Siamo arrivati a Harlem a ritmo sincopato. Non so come stesse Paul, in quali condizioni fosse. Io personalmente, non coglievo più l’armonia delle band che facevano chiasso lungo la strada. Percepivo solo, col grido immenso della folla, un gigantesco, elementare, monosillabo “Vai! Vai!”
Ed alla fine ecco laggiù, inaspettato, seducente come un miraggio Central Park!
C’erano ancora quattro chilometri. Eppure il dolore, magicamente, tramutava in estasi. Ecco l’edificio del Guggenheim Museum di Frank Lyod Wright. Ecco il Metropolitan. Era come se, lungo la strada, ci fossero Le donne al bagno di Gauguin.
Come se perfino i Giocatori di carte di Cezanne, così assorti, per noi avessero sospeso la loro eterna partita. Qualcosa stava per sfuggirmi di mano, questa fastidiosa sensazione di sorpresa e d’impotenza insieme, si fece più netta, quando m’imbattei nell’obelisco di Cleopatra. Avrei potuto fare di tutto e di più se non fosse che un impedimento più subdolo di qualsiasi altro mi riportò all’umana e miseranda realtà. Era una voce. Umana anch’essa. La voce di chi mi vuole bene. La voce per cui sopporto la durezza del vivere e con cui deciderò dove andare una volta che tutto sarà compiuto.
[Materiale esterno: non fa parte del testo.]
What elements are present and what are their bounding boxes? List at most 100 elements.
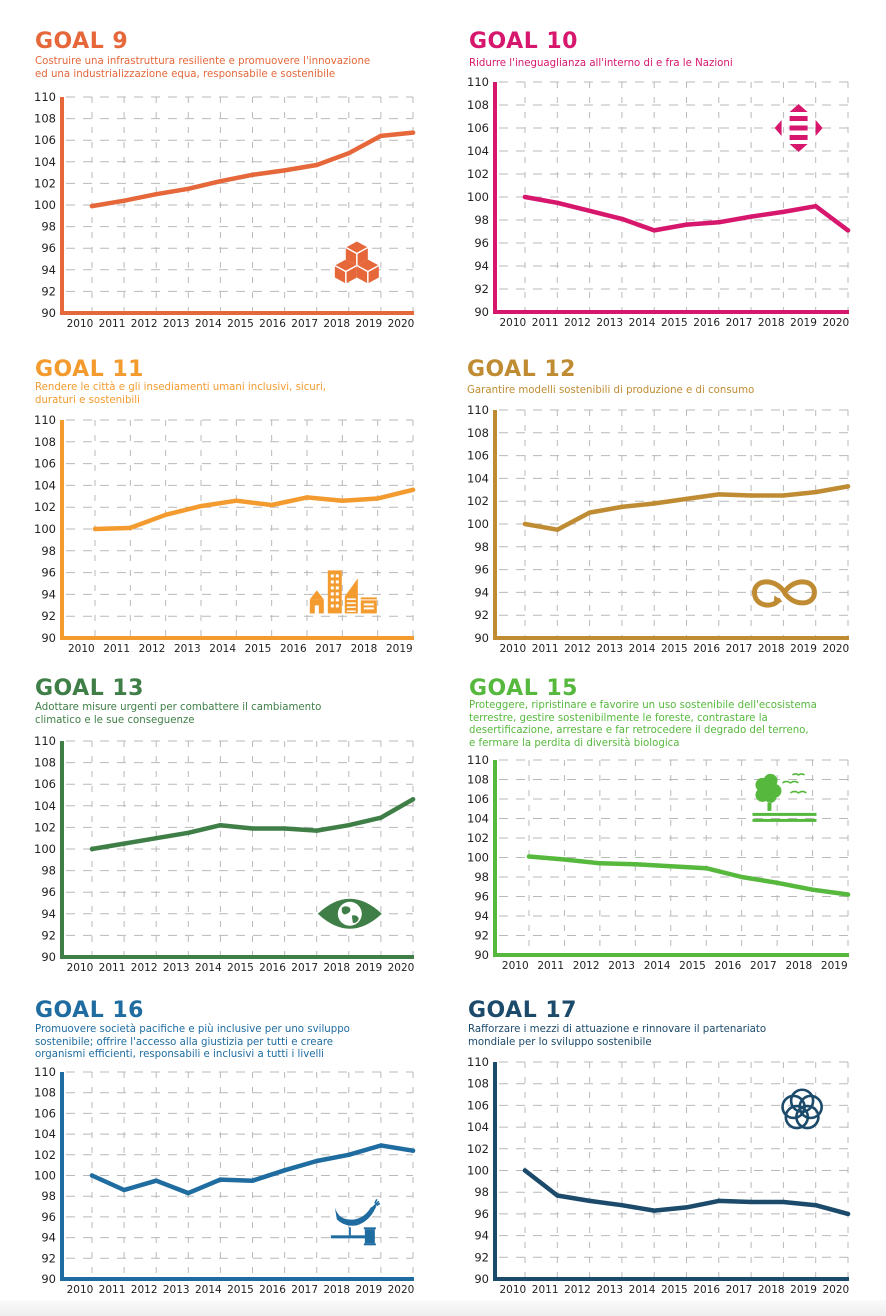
x-tick-label: 2010 bbox=[499, 643, 526, 655]
x-tick-label: 2013 bbox=[596, 317, 623, 329]
x-tick-label: 2010 bbox=[67, 318, 94, 330]
x-tick-label: 2015 bbox=[227, 1284, 254, 1296]
x-tick-label: 2010 bbox=[499, 1284, 526, 1296]
x-tick-label: 2016 bbox=[259, 962, 286, 974]
data-point bbox=[186, 186, 191, 191]
data-point bbox=[748, 493, 754, 498]
data-point bbox=[522, 1168, 528, 1173]
x-tick-label: 2015 bbox=[245, 643, 272, 655]
data-point bbox=[845, 228, 851, 233]
x-tick-label: 2014 bbox=[629, 643, 656, 655]
y-tick-label: 100 bbox=[467, 1164, 489, 1178]
y-tick-label: 94 bbox=[41, 587, 56, 601]
y-tick-label: 104 bbox=[467, 812, 489, 826]
x-tick-label: 2012 bbox=[131, 318, 158, 330]
page-bottom-shade bbox=[0, 1300, 886, 1316]
y-tick-label: 106 bbox=[34, 133, 56, 147]
x-tick-label: 2011 bbox=[99, 318, 126, 330]
y-tick-label: 98 bbox=[41, 220, 56, 234]
x-tick-label: 2018 bbox=[323, 318, 350, 330]
y-tick-label: 90 bbox=[41, 950, 56, 964]
data-point bbox=[587, 510, 592, 515]
x-tick-label: 2019 bbox=[790, 643, 817, 655]
x-tick-label: 2017 bbox=[726, 1284, 753, 1296]
data-point bbox=[813, 489, 818, 495]
data-point bbox=[748, 1199, 754, 1205]
y-tick-label: 110 bbox=[467, 753, 489, 767]
y-tick-label: 108 bbox=[34, 435, 56, 449]
data-point bbox=[739, 874, 744, 880]
data-point bbox=[410, 797, 416, 802]
data-point bbox=[340, 498, 345, 503]
data-point bbox=[716, 1198, 721, 1204]
y-tick-label: 100 bbox=[34, 1169, 56, 1183]
goal-description: Adottare misure urgenti per combattere i… bbox=[35, 702, 322, 726]
y-tick-label: 92 bbox=[474, 929, 489, 943]
x-tick-label: 2013 bbox=[596, 1284, 623, 1296]
data-point bbox=[748, 214, 754, 219]
data-point bbox=[269, 502, 274, 508]
y-tick-label: 104 bbox=[34, 1127, 56, 1141]
data-point bbox=[716, 492, 721, 497]
x-tick-label: 2016 bbox=[280, 643, 307, 655]
x-tick-label: 2011 bbox=[532, 643, 559, 655]
x-tick-label: 2018 bbox=[785, 960, 812, 972]
y-tick-label: 102 bbox=[34, 176, 56, 190]
x-tick-label: 2010 bbox=[502, 960, 529, 972]
data-point bbox=[186, 1190, 191, 1196]
y-tick-label: 90 bbox=[474, 948, 489, 962]
y-tick-label: 90 bbox=[474, 631, 489, 645]
data-point bbox=[716, 220, 721, 225]
y-tick-label: 106 bbox=[34, 457, 56, 471]
data-point bbox=[282, 1168, 287, 1173]
x-tick-label: 2011 bbox=[537, 960, 564, 972]
x-tick-label: 2014 bbox=[195, 318, 222, 330]
x-tick-label: 2020 bbox=[822, 643, 849, 655]
x-tick-label: 2012 bbox=[564, 643, 591, 655]
x-tick-label: 2019 bbox=[355, 1284, 382, 1296]
data-point bbox=[813, 204, 818, 209]
x-tick-label: 2013 bbox=[163, 1284, 190, 1296]
data-point bbox=[346, 1152, 351, 1158]
y-tick-label: 110 bbox=[467, 75, 489, 89]
eye-globe-icon bbox=[317, 898, 382, 929]
x-tick-label: 2011 bbox=[532, 317, 559, 329]
data-point bbox=[555, 527, 560, 532]
y-tick-label: 90 bbox=[474, 305, 489, 319]
x-tick-label: 2011 bbox=[532, 1284, 559, 1296]
x-tick-label: 2017 bbox=[726, 317, 753, 329]
data-point bbox=[597, 861, 603, 866]
goal-description: Garantire modelli sostenibili di produzi… bbox=[467, 385, 755, 396]
y-tick-label: 98 bbox=[474, 213, 489, 227]
x-tick-label: 2014 bbox=[644, 960, 671, 972]
x-tick-label: 2013 bbox=[163, 962, 190, 974]
data-point bbox=[121, 198, 127, 203]
x-tick-label: 2018 bbox=[323, 962, 350, 974]
data-point bbox=[555, 1193, 560, 1198]
y-tick-label: 98 bbox=[41, 544, 56, 558]
y-tick-label: 106 bbox=[467, 1098, 489, 1112]
y-tick-label: 96 bbox=[474, 563, 489, 577]
y-tick-label: 110 bbox=[34, 90, 56, 104]
y-tick-label: 102 bbox=[467, 1142, 489, 1156]
y-tick-label: 104 bbox=[467, 471, 489, 485]
series-line bbox=[92, 487, 416, 532]
data-point bbox=[587, 208, 592, 213]
data-point bbox=[652, 501, 657, 506]
tree-birds-icon bbox=[752, 773, 817, 822]
y-tick-label: 90 bbox=[474, 1272, 489, 1286]
data-point bbox=[346, 823, 351, 828]
data-point bbox=[526, 854, 532, 859]
y-tick-label: 100 bbox=[34, 522, 56, 536]
y-tick-label: 94 bbox=[41, 907, 56, 921]
x-tick-label: 2015 bbox=[661, 317, 688, 329]
data-point bbox=[619, 1203, 625, 1208]
y-tick-label: 96 bbox=[41, 885, 56, 899]
x-tick-label: 2012 bbox=[573, 960, 600, 972]
data-point bbox=[234, 498, 239, 503]
y-tick-label: 96 bbox=[41, 241, 56, 255]
x-tick-label: 2010 bbox=[499, 317, 526, 329]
La voce di……… non occorre sappiate chi sia. Sappiate solo che strillò. Strillò tanto forte che svegliarmi fu un attimo. Non ricordo bene cosa mi disse. Qualcosa tipo: “Ma che sei in trance? Svegliati! Stai sognando!
Certo. Sì è vero: avevo sognato. Ed era stato un bellissimo sogno. Un’esperienza bellissima.
Ma adesso era venuto il momento di tornare a lavorare. Però quel sogno a distanza di anni mi ha lasciato una curiosità, un dubbio inevaso.
Allora voi gabbiani che avete le ali, volate fino a New York. E ditemi se, al Central Park l’obelisco di Cleopatra c’è per davvero

Dedicato a tutti quelli che sanno ancora sognare e guardare oltre le apparenze di un piede sinistro che non può volare. Ma a quello d’altra parte ci pensano i gabbiani.